Scientific classification
- Kingdom: Plantae
- Clade: Tracheophytes
- Clade: Angiosperms
- Clade: Eudicots
- Clade: Asterids
- Order: Ericales
- Family: Ericaceae
- Genus: Leucopogon
- Species: L. interstans
- Binomial name: Leucopogon interstans Hislop

= Leucopogon interstans =

- Genus: Leucopogon
- Species: interstans
- Authority: Hislop

Species of plant

Leucopogon interstans is a species of flowering plant in the heath family Ericaceae and is endemic to the south-west of Western Australia. It is an erect shrub with brownish hairs on its young branchlets, erect, narrowly elliptic or narrowly egg-shaped leaves and white or pinkish flowers in groups in upper leaf axils or on the ends of branches.

==Description==
Leucopogon interstans is an erect shrub that typically grows up to about 1.5 m high and 1.2 m wide, its young branchlets usually sparsely covered with light bown or reddish-brown hairs. The leaves are erect, narrowly elliptic or narrowly egg-shaped, sometimes with the narrower end towards the base, 13–53 mm long and 1.3–5 mm wide on an indistinct or short petiole. The leaves are more or less flat and glabrous, the lower surface a paler shade of green. The flowers are arranged in groups of 5 to 14 at the ends of branchlets, or in upper leaf axils, with egg-shaped bracts 0.7–1 mm long and lightly larger bracteoles, the sepals egg-shaped and 1.4–2.2 mm long. The petals are joined at the base to form a broadly bell-shaped tube 1.0–1.6 mm long, the lobes white, often tinged with pink and 1.7–2.7 mm long. Flowering mainly occurs from August to October and the fruit is a glabrous, elliptic to spherical drupe 3.0–4.5 mm long.

==Taxonomy and naming==
Leucopogon interstans was first formally described in 2008 by Michael Clyde Hislop in the journal Nuytsia from specimens collected near Rocky Gully in 1982. The specific epithet (interstans) means "standing in between", referring to this species being "somewhat intermediate" between L. australis and L. capitellatus.
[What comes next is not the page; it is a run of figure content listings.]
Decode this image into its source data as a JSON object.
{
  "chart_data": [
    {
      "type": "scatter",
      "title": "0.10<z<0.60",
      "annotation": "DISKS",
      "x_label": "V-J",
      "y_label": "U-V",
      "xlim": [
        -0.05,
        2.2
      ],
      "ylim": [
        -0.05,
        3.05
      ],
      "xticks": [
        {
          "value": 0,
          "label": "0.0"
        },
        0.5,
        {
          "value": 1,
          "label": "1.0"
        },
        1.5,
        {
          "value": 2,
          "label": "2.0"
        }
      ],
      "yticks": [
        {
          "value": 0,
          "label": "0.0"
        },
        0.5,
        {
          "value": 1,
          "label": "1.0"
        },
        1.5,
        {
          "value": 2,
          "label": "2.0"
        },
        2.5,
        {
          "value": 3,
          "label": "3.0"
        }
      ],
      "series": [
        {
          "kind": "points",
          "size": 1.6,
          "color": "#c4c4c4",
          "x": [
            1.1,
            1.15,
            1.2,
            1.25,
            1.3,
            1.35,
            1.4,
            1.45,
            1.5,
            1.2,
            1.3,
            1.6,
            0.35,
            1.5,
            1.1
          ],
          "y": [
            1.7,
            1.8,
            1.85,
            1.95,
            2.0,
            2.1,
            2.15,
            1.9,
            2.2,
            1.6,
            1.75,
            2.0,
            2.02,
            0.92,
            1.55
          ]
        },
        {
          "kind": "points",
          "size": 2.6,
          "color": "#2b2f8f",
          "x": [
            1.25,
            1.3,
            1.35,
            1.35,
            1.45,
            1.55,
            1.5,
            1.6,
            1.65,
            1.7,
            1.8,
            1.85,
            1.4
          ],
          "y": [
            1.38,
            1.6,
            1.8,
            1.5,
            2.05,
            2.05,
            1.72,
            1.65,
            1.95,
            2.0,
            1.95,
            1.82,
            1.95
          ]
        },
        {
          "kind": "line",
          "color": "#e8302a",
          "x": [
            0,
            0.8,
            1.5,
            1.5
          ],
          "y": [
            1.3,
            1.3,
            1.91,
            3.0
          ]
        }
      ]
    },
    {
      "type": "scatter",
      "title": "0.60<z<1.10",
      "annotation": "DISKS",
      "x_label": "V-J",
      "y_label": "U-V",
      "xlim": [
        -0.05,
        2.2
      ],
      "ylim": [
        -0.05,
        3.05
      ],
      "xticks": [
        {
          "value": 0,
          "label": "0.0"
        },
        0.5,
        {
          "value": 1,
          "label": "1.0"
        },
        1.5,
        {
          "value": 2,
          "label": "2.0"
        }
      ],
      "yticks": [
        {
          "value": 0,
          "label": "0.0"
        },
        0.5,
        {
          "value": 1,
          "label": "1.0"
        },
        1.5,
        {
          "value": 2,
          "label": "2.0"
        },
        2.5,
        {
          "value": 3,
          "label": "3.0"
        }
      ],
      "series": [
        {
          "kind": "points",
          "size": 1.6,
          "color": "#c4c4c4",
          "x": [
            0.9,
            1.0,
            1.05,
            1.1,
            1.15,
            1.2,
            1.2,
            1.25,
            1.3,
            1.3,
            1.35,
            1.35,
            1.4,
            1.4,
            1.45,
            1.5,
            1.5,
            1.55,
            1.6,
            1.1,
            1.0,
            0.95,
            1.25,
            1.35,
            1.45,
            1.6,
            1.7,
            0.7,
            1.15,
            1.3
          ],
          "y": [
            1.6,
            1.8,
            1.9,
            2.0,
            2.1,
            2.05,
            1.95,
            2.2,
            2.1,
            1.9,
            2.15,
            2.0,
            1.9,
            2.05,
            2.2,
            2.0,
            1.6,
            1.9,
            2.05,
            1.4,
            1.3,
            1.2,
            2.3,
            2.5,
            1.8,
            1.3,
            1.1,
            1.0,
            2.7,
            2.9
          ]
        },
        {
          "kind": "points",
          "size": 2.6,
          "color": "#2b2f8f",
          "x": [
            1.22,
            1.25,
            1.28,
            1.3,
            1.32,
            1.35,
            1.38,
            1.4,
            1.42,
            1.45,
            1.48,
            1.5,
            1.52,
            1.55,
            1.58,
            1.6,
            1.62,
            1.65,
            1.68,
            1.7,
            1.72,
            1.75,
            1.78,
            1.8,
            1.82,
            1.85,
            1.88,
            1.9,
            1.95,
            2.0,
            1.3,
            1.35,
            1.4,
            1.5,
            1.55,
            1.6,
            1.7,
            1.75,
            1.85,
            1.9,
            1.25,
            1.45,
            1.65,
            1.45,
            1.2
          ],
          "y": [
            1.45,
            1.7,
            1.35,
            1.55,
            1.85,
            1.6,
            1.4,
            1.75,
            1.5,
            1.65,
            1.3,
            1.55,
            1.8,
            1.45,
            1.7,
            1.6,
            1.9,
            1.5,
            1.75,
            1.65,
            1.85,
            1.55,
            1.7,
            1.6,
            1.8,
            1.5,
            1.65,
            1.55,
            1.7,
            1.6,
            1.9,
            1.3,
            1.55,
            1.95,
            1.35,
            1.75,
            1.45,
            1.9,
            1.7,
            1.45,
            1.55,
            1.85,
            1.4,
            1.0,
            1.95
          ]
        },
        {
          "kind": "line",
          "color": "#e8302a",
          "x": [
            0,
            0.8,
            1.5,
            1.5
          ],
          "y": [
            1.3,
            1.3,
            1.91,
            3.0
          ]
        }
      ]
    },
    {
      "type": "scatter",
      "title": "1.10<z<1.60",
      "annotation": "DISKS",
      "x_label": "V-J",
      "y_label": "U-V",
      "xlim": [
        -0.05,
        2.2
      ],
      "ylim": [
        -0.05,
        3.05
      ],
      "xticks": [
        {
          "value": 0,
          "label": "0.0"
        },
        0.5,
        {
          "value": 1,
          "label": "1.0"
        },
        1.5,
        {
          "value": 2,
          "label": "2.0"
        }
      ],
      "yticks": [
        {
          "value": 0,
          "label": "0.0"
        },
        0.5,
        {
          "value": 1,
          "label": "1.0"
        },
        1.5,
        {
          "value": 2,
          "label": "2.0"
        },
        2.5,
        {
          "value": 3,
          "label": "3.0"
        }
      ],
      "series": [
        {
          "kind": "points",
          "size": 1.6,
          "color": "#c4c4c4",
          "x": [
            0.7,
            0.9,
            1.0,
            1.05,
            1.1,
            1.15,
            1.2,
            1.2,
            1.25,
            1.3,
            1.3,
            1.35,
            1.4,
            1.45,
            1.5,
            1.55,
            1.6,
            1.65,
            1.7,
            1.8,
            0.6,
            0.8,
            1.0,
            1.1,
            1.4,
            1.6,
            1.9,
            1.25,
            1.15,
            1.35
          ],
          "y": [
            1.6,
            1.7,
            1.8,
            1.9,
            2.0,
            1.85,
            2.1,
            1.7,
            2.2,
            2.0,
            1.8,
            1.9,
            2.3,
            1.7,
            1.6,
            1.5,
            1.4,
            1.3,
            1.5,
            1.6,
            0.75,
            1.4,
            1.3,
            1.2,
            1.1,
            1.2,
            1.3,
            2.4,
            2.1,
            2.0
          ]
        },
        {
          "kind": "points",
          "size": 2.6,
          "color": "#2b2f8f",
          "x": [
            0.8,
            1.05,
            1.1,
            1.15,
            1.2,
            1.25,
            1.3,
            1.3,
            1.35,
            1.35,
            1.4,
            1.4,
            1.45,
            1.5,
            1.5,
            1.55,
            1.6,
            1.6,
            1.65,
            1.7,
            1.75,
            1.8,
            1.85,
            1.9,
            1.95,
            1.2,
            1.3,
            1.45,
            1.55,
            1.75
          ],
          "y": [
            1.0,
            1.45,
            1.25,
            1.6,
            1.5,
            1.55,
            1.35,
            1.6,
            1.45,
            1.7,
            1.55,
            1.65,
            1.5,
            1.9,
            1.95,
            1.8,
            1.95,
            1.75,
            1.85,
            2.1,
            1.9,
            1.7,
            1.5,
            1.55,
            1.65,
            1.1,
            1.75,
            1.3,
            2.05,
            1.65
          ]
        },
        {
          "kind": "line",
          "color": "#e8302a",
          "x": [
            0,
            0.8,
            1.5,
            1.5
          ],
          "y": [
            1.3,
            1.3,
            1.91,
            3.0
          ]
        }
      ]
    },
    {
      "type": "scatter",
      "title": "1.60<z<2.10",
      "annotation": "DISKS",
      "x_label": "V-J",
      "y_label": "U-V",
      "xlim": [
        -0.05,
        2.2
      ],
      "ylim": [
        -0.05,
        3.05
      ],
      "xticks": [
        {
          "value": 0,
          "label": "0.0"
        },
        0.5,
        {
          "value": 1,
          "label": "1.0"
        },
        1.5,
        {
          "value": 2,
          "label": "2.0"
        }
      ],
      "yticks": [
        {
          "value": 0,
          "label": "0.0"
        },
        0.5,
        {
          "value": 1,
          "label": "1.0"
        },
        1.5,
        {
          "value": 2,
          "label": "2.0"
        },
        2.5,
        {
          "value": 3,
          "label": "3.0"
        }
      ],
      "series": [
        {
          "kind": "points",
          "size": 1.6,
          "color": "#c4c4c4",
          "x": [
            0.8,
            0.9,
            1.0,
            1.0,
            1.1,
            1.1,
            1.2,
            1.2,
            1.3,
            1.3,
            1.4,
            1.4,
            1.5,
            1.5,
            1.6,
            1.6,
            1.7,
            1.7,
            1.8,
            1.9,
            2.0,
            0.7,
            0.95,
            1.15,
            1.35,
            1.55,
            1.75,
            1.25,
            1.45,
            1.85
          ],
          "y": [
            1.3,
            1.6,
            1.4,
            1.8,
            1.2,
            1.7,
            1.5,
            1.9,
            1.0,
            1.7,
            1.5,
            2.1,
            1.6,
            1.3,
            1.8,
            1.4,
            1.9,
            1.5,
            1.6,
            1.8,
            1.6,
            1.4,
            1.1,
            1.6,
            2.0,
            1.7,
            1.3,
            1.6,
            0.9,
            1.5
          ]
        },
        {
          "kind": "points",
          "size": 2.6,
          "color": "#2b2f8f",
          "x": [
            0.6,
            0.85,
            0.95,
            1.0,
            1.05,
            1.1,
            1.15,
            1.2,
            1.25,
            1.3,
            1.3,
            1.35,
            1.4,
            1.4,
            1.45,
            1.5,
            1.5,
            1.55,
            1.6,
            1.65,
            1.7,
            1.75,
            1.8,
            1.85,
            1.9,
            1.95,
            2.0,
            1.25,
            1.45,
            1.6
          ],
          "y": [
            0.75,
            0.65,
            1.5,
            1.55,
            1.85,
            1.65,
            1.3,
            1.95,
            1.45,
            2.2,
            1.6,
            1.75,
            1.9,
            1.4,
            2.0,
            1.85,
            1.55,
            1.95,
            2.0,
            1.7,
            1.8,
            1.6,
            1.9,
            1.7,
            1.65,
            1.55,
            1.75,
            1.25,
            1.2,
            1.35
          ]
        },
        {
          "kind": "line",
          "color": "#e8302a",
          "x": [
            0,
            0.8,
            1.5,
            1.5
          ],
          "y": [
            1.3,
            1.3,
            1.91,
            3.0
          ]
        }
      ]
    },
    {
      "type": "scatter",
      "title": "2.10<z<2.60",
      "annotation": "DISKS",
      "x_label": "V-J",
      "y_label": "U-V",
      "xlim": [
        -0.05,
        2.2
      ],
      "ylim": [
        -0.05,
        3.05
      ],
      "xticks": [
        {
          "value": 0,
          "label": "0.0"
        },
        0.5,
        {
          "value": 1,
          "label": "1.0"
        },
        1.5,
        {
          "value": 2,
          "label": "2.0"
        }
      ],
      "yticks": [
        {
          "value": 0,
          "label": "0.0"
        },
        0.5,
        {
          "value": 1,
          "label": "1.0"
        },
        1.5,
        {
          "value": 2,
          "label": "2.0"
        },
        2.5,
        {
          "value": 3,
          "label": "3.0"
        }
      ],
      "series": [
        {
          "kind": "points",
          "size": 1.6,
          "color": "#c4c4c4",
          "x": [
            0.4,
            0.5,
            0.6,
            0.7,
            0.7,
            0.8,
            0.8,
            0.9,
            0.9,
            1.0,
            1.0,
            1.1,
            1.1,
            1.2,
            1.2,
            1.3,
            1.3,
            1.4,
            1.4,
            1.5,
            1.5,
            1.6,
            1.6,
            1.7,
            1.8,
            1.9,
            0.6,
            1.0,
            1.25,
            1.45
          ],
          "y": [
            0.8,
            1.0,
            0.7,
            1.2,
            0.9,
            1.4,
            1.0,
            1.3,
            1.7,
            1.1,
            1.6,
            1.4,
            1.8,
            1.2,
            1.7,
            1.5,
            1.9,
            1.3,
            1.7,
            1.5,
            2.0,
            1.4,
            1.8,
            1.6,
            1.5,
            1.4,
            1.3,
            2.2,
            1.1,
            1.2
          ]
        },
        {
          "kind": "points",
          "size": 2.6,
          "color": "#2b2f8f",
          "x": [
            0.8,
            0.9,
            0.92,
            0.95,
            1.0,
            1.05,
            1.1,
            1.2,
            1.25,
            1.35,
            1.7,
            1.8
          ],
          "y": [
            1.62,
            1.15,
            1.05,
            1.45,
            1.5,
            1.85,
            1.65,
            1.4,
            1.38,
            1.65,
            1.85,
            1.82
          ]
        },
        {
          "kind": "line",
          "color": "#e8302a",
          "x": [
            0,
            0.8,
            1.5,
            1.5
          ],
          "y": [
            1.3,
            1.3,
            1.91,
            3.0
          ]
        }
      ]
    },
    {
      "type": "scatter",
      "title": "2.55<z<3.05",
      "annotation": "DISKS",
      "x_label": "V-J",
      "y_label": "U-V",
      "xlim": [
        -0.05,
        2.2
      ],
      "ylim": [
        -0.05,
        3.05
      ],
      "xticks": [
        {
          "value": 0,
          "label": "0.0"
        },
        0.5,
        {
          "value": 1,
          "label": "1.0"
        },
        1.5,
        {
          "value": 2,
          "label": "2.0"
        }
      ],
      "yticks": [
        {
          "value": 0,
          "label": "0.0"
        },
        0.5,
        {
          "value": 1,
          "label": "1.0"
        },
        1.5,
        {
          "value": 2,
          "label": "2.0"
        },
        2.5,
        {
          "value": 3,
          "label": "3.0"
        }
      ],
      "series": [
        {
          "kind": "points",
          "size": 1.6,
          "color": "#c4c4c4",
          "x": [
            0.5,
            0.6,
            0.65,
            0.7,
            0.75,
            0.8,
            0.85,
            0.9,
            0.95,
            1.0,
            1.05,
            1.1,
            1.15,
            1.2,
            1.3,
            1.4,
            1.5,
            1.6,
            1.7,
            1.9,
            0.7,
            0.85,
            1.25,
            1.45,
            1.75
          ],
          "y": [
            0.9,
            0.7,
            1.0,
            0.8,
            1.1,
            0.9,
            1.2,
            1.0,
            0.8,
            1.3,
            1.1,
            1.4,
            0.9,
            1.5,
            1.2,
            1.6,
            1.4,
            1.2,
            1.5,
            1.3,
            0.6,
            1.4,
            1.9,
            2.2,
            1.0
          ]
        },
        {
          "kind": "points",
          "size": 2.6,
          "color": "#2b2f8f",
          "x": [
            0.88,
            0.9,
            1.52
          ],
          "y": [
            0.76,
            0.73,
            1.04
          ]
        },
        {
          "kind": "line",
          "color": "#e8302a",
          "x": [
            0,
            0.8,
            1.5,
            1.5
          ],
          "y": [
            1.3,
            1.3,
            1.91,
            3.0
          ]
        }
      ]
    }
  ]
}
==Distribution and habitat==
This leucopogon grows in woodland and forest, sometimes in heath at higher altitudes, and is widespread in the area between the Scott River near Augusta, Albany, Bridgetown and the Stirling Range in the Avon Wheatbelt, Esperance Plains, Jarrah Forest and Warren bioregions of south-western Western Australia.

==Conservation status==
Leucopogon interstans is listed as "not threatened" by the Government of Western Australia Department of Biodiversity, Conservation and Attractions.